3) A new national consensus on security to decide that when and if we go to war, to see the effort through, on the principle that whatever the mistakes we commit in battle are far outweighed by the cost of defeat.
4) A bad/worse choice gut check reform on entitlements, especially concerning those unsustainable like Social Security and Medicare, that calibrates payouts in terms of incoming capital — whether by raising age eligibilities or curbing automatic cost of living hikes.
5) Clear, demarcated, and enforced national borders, and an end to illegal immigration through greater enforcement, employer sanction, border fortification, and a change in national attitudes about unlawful entry.
6) Zero tolerance on government corruption. There is no reason why someone like a Charles Rangel is still the Chairman of the House Ways and Means Committee.
7) Tort reform, including limits on personal injury settlements and loser-pays law suit reform.
8) A renewed commitment to national and regional missile defense, on the expectation that the next two decades are going to be terribly dangerous, as lunatic regimes may well threaten to hold an American city or ally as nuclear hostage.
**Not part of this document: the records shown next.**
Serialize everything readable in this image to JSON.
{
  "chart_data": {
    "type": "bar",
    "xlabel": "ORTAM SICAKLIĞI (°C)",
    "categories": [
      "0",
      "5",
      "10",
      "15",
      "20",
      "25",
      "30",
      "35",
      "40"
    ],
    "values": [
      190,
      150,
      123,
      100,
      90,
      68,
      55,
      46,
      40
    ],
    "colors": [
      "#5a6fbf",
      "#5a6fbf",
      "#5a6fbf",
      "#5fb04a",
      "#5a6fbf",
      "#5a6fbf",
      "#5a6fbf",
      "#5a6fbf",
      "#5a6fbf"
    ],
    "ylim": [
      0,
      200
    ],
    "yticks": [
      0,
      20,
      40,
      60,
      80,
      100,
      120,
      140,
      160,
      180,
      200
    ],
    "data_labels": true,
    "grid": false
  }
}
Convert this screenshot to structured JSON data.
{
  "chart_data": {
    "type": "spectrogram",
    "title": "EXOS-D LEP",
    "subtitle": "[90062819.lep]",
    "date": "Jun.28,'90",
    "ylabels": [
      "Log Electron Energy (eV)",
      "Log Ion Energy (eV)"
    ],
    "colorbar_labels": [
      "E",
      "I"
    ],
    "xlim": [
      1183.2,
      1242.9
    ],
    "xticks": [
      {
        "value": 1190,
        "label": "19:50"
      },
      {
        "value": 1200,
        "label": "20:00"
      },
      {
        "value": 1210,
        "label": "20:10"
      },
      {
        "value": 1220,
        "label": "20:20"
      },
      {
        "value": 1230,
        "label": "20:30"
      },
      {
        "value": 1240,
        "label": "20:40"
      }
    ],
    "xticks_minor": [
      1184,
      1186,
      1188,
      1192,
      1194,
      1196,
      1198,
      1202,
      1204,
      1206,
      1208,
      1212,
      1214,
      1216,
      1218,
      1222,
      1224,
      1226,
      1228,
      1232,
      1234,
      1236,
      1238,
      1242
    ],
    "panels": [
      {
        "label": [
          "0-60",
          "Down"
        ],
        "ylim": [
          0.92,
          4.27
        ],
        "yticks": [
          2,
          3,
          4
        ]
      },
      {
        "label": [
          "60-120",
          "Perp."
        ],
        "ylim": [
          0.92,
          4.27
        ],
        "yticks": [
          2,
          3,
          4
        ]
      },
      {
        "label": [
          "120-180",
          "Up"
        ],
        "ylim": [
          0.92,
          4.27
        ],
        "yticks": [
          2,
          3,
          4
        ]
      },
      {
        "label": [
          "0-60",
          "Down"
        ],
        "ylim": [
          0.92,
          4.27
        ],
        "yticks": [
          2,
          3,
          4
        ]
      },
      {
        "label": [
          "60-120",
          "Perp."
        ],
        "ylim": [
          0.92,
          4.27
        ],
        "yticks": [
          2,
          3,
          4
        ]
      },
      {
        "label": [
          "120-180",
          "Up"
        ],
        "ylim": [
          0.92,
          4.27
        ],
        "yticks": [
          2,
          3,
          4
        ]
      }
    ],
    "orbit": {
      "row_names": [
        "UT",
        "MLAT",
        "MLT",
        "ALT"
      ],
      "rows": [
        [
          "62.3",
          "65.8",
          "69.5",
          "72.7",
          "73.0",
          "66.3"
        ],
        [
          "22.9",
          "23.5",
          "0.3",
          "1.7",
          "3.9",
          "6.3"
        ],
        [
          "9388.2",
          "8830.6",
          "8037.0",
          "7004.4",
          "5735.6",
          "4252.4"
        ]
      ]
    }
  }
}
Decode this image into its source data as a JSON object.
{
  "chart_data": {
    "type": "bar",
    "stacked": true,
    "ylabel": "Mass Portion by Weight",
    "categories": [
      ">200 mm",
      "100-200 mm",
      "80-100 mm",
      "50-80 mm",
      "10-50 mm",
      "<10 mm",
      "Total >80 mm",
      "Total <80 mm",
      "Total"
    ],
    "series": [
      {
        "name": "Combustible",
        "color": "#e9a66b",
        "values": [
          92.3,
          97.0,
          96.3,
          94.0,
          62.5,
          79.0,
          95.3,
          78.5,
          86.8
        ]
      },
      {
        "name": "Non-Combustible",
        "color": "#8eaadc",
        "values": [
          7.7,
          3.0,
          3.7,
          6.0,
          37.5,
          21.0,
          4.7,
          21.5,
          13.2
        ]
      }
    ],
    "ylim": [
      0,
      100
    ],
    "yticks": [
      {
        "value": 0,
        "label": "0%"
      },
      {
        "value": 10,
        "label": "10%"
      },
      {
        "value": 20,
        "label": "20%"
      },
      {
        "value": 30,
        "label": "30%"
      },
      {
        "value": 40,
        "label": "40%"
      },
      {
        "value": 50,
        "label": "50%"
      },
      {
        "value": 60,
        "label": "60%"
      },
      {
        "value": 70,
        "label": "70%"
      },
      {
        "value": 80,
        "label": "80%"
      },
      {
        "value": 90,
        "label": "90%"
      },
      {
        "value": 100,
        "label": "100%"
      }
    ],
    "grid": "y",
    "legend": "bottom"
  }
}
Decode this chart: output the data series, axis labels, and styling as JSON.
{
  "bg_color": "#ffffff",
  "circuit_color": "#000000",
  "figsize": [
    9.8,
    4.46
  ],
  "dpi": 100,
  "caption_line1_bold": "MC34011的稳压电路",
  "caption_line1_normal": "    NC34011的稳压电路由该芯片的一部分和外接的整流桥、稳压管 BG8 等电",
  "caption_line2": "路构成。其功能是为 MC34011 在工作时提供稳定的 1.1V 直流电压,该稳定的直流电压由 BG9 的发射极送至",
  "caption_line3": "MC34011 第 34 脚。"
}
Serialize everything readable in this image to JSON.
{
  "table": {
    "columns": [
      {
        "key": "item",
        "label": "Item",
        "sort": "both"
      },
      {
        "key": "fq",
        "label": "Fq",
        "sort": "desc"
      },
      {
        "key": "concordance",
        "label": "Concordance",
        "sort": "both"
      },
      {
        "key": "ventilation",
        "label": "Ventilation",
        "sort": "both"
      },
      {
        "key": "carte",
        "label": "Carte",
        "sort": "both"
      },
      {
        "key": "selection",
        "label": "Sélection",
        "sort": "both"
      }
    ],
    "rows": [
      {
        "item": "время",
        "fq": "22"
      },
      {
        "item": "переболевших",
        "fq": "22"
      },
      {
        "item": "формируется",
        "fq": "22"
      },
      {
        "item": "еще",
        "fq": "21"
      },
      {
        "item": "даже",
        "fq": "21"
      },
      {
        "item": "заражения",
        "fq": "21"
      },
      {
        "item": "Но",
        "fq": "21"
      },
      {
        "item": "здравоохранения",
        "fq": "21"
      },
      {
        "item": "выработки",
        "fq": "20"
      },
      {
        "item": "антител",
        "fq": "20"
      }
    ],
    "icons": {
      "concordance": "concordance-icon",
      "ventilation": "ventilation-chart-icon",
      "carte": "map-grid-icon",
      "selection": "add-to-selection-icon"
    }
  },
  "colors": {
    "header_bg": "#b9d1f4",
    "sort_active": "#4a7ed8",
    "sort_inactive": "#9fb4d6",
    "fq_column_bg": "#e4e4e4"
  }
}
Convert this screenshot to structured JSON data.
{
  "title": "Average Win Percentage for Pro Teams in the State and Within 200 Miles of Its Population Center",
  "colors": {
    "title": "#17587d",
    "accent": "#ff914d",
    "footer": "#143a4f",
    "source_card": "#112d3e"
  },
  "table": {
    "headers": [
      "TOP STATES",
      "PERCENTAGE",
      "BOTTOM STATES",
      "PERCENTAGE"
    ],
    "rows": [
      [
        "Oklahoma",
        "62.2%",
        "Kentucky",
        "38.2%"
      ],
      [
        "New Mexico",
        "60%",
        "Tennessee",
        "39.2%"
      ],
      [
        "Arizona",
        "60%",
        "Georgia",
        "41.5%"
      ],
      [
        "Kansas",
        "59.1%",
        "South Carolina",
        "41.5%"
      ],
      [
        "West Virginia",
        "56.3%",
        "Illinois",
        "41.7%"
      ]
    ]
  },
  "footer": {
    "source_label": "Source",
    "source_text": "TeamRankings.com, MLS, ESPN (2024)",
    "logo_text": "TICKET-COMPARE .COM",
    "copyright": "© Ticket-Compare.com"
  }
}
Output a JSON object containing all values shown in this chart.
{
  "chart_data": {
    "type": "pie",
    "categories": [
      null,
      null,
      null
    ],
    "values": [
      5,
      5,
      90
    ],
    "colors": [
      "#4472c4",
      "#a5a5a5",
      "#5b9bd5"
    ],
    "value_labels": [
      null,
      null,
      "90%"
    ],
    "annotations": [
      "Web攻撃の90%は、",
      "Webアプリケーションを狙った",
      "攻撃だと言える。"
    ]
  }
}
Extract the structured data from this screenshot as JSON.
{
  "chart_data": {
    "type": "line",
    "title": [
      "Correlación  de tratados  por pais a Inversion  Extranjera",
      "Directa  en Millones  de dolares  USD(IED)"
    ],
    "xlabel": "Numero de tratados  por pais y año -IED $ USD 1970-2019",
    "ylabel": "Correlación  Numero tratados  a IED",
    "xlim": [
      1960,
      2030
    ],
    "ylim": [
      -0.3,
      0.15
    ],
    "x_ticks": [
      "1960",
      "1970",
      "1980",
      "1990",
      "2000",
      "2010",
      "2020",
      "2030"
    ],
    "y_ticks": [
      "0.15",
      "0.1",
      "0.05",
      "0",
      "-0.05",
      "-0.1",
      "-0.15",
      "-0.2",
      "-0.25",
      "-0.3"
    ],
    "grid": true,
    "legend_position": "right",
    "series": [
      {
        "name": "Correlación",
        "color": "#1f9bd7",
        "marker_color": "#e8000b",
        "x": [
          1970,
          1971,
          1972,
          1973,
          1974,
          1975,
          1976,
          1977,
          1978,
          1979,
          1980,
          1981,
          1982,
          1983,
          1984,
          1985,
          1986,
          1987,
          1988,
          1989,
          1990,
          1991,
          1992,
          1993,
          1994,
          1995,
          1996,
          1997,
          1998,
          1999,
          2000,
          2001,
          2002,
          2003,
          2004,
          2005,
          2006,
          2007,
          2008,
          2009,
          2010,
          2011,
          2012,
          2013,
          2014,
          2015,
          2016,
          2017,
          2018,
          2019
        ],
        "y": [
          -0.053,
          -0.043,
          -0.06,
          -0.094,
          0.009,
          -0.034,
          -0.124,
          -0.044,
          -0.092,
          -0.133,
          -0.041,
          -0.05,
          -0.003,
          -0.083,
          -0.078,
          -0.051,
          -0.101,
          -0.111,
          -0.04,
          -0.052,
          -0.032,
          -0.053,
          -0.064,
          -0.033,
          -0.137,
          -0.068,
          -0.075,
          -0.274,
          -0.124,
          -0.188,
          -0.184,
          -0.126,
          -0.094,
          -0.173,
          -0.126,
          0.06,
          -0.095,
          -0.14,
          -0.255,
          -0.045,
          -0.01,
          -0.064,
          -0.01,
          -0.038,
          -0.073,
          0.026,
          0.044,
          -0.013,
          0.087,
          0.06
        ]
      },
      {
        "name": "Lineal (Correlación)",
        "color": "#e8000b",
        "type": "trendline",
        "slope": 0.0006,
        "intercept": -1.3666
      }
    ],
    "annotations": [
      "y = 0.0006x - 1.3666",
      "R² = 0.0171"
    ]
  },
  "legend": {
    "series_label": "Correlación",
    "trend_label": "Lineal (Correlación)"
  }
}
9) Federal investment in hard infrastructure projects, not redistributive entitlements or Murtha-like earmarks, such as freeways, dams, water projects, electrical grids, ports, rail, etc., with regional needs adjudicated by national bipartisan boards.
10) A move to lower taxes, preferably by alternatives to the present income tax system, whether by a consumption tax or flat taxes, calibrated to commensurate spending cuts.